Generate 1000 lsat and gpa vectors by resampling from the original vectors • rhos1000 = bootstrp(1000,'corrcoef',lsat,gpa); • hist(rhos1000(:,2),30)
What is the uncertainty associated with the observed correlation? >> mean(rhos1000(:,2)) ans = 0.7711 >> std(rhos1000(:,2)) ans = 0.1350 >> 0.1350*1.96 ans = 0.2646 Mean +/-1.96*std
You have data on the expression pattern of two genes • HOXA1 and CDK6 expression values in different tissues are collected. • Open the excel file named data.xls • Copy and paste the numerial data columns (two of them) into the workspace as follows naming the data as ‘a’: • >> a =[ paste….here and close bracket];
Calculate the uncertainty associated with the correlation btw HOXA1 and CDK6 genes • Plot the expression values (x, HOXA1; and y, CDK6). • Place a lsline on the data • Calculate the correlation coefficient between the genes • Generate 1000 bootstrapped samples to estimate the sample correlation coefficient. • Determine the 95% confidence interval around the bootstrapped correlation coefficient.

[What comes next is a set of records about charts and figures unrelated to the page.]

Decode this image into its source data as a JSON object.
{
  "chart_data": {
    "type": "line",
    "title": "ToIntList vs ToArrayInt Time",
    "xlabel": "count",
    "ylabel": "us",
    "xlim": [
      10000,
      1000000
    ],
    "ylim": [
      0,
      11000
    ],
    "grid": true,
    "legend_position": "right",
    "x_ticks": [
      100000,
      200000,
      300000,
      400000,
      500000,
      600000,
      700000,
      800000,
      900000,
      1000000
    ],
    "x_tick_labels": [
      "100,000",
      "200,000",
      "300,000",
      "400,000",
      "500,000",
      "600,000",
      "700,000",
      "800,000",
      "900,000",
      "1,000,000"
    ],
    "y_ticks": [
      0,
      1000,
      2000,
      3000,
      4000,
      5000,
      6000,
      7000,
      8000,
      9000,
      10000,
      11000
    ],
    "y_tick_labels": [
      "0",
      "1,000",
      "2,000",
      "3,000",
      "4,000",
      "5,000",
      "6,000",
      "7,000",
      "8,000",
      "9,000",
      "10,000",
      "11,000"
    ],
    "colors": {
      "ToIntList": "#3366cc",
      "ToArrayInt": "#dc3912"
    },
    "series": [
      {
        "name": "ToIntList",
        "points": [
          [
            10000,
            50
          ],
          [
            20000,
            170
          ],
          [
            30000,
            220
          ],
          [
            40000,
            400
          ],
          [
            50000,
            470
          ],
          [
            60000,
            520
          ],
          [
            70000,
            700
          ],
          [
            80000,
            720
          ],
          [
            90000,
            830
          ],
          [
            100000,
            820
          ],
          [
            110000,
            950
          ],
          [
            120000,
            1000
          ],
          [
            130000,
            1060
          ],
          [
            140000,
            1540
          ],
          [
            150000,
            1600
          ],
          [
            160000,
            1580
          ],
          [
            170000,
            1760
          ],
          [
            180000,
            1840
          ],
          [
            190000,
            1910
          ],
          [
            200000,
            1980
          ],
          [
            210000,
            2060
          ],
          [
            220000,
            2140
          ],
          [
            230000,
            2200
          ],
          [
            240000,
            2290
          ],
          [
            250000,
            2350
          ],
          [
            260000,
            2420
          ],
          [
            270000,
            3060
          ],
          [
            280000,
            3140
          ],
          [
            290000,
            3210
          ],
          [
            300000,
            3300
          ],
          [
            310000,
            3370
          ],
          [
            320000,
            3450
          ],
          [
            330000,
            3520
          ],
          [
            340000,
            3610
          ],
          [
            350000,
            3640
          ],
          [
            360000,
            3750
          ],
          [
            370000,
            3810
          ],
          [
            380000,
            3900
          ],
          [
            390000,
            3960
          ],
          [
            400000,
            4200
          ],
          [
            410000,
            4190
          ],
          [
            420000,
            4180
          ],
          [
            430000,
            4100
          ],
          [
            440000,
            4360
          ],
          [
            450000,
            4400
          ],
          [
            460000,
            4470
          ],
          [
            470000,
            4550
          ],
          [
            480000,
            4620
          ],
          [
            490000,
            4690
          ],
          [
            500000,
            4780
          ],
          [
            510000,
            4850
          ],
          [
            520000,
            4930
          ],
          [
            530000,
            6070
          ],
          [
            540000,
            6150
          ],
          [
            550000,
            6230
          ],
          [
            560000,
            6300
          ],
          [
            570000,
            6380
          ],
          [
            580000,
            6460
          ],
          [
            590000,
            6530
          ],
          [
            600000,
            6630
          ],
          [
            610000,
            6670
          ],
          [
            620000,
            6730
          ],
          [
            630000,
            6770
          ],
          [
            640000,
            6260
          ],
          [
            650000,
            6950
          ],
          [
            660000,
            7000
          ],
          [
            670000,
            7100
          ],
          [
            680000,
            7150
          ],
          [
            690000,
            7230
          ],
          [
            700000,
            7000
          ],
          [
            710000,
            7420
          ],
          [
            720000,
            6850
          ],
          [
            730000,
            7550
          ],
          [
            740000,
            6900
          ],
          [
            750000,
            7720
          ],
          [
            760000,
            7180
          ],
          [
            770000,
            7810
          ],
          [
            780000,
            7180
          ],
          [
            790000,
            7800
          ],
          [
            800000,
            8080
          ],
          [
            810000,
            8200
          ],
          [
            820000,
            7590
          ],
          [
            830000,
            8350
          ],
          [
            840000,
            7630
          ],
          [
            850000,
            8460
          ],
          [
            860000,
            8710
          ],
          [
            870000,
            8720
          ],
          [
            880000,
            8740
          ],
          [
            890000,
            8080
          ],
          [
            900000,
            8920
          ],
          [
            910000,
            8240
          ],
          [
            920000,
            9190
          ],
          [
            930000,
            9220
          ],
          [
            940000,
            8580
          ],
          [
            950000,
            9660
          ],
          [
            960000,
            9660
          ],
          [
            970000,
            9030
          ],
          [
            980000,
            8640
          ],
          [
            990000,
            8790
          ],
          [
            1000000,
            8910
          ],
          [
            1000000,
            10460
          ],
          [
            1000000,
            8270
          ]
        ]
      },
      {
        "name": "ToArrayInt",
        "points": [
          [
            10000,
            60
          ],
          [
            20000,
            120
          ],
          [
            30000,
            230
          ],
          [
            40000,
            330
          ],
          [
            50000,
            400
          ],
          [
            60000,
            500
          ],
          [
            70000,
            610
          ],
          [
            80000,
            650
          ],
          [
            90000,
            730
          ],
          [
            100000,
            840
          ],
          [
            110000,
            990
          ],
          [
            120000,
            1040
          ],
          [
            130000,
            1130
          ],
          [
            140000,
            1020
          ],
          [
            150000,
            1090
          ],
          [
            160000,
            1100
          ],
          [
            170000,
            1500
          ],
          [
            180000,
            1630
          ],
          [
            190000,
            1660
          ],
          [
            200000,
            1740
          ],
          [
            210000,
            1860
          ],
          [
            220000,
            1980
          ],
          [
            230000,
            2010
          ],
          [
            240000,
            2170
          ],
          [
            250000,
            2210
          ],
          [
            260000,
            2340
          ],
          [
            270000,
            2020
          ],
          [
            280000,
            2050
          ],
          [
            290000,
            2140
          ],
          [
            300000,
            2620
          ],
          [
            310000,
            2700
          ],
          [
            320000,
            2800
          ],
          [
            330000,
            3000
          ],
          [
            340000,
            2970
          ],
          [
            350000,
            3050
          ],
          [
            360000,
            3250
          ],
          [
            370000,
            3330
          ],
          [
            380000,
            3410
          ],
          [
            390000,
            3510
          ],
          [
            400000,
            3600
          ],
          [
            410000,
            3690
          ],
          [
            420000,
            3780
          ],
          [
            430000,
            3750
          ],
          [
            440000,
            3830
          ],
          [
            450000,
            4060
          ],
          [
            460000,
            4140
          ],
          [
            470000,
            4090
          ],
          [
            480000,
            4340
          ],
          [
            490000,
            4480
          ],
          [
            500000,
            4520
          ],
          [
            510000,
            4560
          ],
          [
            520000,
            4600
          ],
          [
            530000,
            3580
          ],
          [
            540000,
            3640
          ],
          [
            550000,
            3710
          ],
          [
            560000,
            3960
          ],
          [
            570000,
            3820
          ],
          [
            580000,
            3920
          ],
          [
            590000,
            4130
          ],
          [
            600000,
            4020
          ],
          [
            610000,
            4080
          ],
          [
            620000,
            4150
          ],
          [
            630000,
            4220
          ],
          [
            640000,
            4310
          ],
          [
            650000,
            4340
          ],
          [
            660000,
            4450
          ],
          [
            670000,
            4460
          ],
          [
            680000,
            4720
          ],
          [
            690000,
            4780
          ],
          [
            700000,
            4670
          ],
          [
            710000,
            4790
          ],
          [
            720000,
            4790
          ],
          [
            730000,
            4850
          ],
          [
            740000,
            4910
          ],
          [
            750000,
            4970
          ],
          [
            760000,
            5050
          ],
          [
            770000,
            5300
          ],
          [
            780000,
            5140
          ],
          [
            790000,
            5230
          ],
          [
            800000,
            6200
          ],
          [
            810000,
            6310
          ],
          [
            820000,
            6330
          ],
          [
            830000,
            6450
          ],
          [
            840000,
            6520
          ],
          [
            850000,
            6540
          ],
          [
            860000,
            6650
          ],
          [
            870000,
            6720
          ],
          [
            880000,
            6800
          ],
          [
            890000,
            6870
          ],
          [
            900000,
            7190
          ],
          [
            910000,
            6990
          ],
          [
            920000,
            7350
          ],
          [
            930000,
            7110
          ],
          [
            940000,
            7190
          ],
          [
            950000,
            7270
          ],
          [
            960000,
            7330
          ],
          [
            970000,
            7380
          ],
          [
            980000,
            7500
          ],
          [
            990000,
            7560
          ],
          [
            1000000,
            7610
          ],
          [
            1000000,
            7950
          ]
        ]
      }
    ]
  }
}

Bootstrap of align2.m • Generate 1000 samples of bootstraped alignment score and its 95% confidence interval using the ‘bootstrp’ function.
Bayesian Inference • There are three basic methods that have been used to estimate phylogeny, including distance, maximum parsimony (MP),and maximum likelihood (ML). • Bayesian statistics differs in that in addition to the current data, prior knowledge is included in the testing of the hypothesis.
Medical tests and Bayesian Stats • Assume that previous studies have evaluated the accuracy of this test and have shown that, if you are in fact ill, there is a 99% likelihood that the test will give a true positive result (and thus, a 1% likelihood that the test will give a false negative).
Medical tests and Bayesian Stats • It was also found that if you are healthy, there is a 0.1% likelihood of a false positive result from the test. If we were simply using the “data” (i.e., the test result), we would then conclude that a positive test result had approximately a 99% chance of being correct.